EU Council President Michel said Tuesday that the EU values value and does not use vaccines as a propaganda tool, as China and Russia do, on the EU-wide push for vaccination against the new coronavirus.
Michel said we should not be tempted by China and Russia. The values of the Chinese and Russian polities are far less worthy of esteem than those of the EU. He said that China and Russia provide vaccines to other countries in a “very limited but highly publicized way”.
The EU Council president cautioned that we are patient but not blind when it comes to vaccines.

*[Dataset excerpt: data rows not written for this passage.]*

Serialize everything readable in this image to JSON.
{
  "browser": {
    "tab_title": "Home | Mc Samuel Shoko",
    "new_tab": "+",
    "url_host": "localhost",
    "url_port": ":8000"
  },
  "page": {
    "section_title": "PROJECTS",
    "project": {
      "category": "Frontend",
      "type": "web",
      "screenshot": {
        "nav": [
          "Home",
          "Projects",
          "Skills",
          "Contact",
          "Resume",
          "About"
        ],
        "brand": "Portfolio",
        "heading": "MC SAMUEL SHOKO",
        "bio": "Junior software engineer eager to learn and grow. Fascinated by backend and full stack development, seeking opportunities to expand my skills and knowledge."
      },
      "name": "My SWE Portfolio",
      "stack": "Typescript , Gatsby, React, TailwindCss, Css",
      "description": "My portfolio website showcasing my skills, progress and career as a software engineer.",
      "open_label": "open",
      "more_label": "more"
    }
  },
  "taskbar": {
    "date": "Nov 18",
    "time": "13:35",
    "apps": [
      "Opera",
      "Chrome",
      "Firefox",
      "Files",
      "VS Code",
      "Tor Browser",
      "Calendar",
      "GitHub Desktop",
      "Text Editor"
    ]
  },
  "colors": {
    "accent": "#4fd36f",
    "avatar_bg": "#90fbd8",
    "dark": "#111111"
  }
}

A major EU-wide vaccination campaign is now somewhat affected by delays in the arrival of vaccines, with individual member states turning to Russian satellite V and Chinese national vaccines that have not been approved by EU health agencies in the face of slow approval procedures.
The Czech Republic and Slovakia have also now ordered a certain amount of Russian Satellite V. The European Medicines Agency began reviewing Russian Satellite V last week and, if approved, will begin production in Italy in July.
AFP reports that China and Russia are engaged in “vaccine diplomacy”, providing new vaccine crowns to developing countries, up to the Balkan islands.
Brussels is wary, however, and the EU does not intend to include the Satellite V vaccine in the EU subscription package, as European Commission President von der Leyen questioned last week: Why is Russia providing millions of vaccines to other countries without sufficient vaccination in its own country?
Michel said that according to known data, Russia and China vaccinate more than twice as many people in their own countries than the EU, and it is clear that the EU does not use vaccines for propaganda purposes, the EU advocates value.
Michel expressed his anger at the criticism of the EU’s “nationalist vaccine policy” following the EU’s decision to implement a control mechanism for locally produced vaccines.
He said that facts speak louder than lies, and that the UK and the US have issued decrees banning the export of vaccines, while the EU has never banned the export of vaccines. He said, for example, that most of the vaccines administered in Israel come from Belgian manufacturers.